Maria Hayashida drove nearly 3,000 miles last week - from Jackson, where the altitude is about 7,000 feet above sea level, to Anchorage.
The winner of the 500-mile Race to the Sky in Montana in 1995, Hayashida said she's looking forward to mushing through the Alaska Range, across frozen rivers and along the wind-battered Bering Sea coast.
"We were told that a lot of the smaller creeks are open," she said.
Matt, of Big Lake, was parked next to his sister's dog truck.
Unlike her, Matt was nervous. His longest race was this year's Klondike 300, in which he placed 12th.
"I'm nervous over the fact that we'll be gone for a couple of weeks and I want everything to be smooth," he said. "But I think a lot of the other competitive mushers will be a lot more nervous than I am, because I really have nothing to prove. It's just a camping trip."
Matt is mushing a group of Martin Buser's young dogs.
For plenty of top racers, though, the Iditarod was far more than a camping trip.
"I just want to get out there and get started and get all the hoopla behind me and concentrate on running the race," said Kasilof musher Tim Osmar shortly before beginning his 13th trip on the 1,100-mile trail to Nome.
Osmar wasn't alone, but the fans from Alaska's population center - and beyond - were glad to get one last chance to see the mushers.
"It's great what these people undertake," said 72-year-old Faye Williams from Memphis, Tenn., who watched the restart with her 77-year-old husband, Joe. "I can't imagine anybody undertaking a trip like that."

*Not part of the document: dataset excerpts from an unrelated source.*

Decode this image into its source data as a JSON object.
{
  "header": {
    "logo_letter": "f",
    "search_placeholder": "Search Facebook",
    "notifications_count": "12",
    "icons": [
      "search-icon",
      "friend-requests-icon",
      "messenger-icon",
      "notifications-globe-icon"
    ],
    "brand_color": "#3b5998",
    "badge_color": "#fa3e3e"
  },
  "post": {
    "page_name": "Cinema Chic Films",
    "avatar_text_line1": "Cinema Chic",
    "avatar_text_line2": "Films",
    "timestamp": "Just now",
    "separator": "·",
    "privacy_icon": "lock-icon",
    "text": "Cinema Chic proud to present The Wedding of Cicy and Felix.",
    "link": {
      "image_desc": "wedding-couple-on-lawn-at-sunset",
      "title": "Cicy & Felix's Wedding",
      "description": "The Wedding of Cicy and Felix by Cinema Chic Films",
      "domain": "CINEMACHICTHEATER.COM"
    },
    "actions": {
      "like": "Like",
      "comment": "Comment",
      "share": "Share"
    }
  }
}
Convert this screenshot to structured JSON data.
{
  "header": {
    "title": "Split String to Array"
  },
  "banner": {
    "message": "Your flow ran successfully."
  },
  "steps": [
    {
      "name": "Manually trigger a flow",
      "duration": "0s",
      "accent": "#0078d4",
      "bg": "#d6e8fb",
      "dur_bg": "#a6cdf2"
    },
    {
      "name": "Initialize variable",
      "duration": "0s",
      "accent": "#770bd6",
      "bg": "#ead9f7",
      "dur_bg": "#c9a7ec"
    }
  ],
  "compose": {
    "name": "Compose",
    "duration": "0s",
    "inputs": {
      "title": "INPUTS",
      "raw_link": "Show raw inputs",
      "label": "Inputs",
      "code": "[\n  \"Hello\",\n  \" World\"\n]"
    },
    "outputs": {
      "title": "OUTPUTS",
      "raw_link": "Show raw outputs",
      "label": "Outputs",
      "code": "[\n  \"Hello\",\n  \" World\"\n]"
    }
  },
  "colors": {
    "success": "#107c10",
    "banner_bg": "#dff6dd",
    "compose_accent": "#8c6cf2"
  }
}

Larry Michaelson of Wasilla gave his mother, Rosalie of Boise, Idaho, a Christmas gift of a trip to Alaska to see the race start.
"I would like Christmas to go on this long every year," she said. "I think this is the most exciting, truly fantastic (race). ... I've seen dog (track) racing in Arizona, and I've seen horse racing. But this is the ultimate."
Rosalie, Larry and his wife, Cindy, planted themselves on snow berms near the starting line to get a good view of departing mushers.
Video cameras whirred and still-camera flashes went off as David Lindquist, a rookie from Moose Pass, headed down the chute, the first musher officially on the trail.
When he asked if he was nervous about breaking trail for 62 other drivers, he replied with a smile and a confident, "No."
The crowd gave the biggest cheers to five-time champion Rick Swenson of Two Rivers and three-time winner Martin Buser of nearby Big Lake. By nightfall, race officials expected the first mushers into Skwentna, about 75 miles down the trail.